Same, you'd have to be blind to have a man in a plane with plenty of tommy guns and think he could fail. Plus, the Batwing had been riddling with bullets his henchmen and floats.
And THAT's why Jack's Joker could have known he was in extreme danger. Yet he didn't run away.
As I said above, the fact that the targeting system somehow magically missed him just totally rubbishes Joker's stand there. There was no excuse for it.
It was silly.
Batman might have thought it was better to talk to tyhe man before killing him and let him know this was an act of revenge because of what he had done - as, in fact, Batman did. Or the Batwing could have been designed to shoot bigger targets. But Jack's Joker didn't know anything of that.
Come now, Payaso, you're clutching at straws there, mate. If Batman decided to not kill him then he wouldn't have pulled the trigger, or he would have completely veered the target sites off Joker at the last minute. Neither happened.
Second, the targeting system zeros in on Joker himself with pinpoint accuracy. Clearly the targeting system is designed for small targets. Batman had been using it a minute previously to shoot down Joker's men.

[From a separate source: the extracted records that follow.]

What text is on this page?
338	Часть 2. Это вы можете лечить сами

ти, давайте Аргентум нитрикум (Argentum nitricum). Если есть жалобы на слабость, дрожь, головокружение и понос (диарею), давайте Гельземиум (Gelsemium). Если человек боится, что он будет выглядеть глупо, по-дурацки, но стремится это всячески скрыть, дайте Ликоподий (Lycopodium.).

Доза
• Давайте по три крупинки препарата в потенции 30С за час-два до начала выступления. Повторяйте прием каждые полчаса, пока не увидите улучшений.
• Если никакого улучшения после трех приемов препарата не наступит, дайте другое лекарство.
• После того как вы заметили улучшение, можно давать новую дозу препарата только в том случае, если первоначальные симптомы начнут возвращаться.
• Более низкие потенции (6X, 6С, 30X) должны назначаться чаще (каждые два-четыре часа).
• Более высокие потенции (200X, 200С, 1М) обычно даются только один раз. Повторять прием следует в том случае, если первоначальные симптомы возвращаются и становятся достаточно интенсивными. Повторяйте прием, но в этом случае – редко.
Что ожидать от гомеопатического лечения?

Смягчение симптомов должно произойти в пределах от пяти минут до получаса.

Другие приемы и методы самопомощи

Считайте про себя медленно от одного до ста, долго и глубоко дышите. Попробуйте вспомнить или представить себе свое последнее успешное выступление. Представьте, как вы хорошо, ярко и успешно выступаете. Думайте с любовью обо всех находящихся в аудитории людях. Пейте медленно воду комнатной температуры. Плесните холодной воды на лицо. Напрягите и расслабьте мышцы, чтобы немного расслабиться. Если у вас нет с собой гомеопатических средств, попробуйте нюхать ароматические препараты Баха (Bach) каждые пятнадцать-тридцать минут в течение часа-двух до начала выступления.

I could also go and criticize Nolan's tone and say how Ledger's Joker was so intimidating because the writers had him doing everything perfectly and on time, sometimes not knowing how things would work out. I mean, he kills a mob boss' bodyguard with no effort and then he pretends to be dead and that same mob boss' henchmen don't even check if he's actually dead before letting him into the apartment. Sure,w riters are the ones helping both versions of the character.
That's a cop out, mate. Everything that happens in every movie is because that's how the writers wrote it. No exception here.
The difference here is that Ledger's Joker was written smarter and more fearless. Jack Nicholson's Joker lived in a Gotham City where he could announce on TV that he would be at the parade at midnight to dump money on the crowd, and there's no Cops there waiting for him when the time comes. The Batwing can zero in on him and shoot at him, and every single bullet will miss him, but he can take a long barrel gun out of his pants and take down the Batwing with one shot. Axis Chemicals is exposed as a front for Grissom's mob, but the place stays open and beyond suspicion afterwards, where Joker can make his poisons in peace.
The authorities in Gotham City in B'89 really are not the sharpest knives in the drawer. I could probably get away with being a super villain there
Fact is that Jack's Joker was a perfect target, Jack's Joker didn't feel intimidated, whereas Ledger's Joker did.
Here's the facts, Ledger's Joker showed no fear towards the prospect of death several times, such as when he challenged Batman to run him over with the Bat-Pod, when he put in a gun in Harvey's hand and pointed it at his head, and when he laughed all the way when Batman tossed him off the Prewitt building.
In my opinion, these really show his fearless nature towards death because he could have really died in all those scenarios. For some baffling reason the Batwing's targeting system decided to completely foul up when he fired on the Joker. That's why I don't see it as a fair comparison.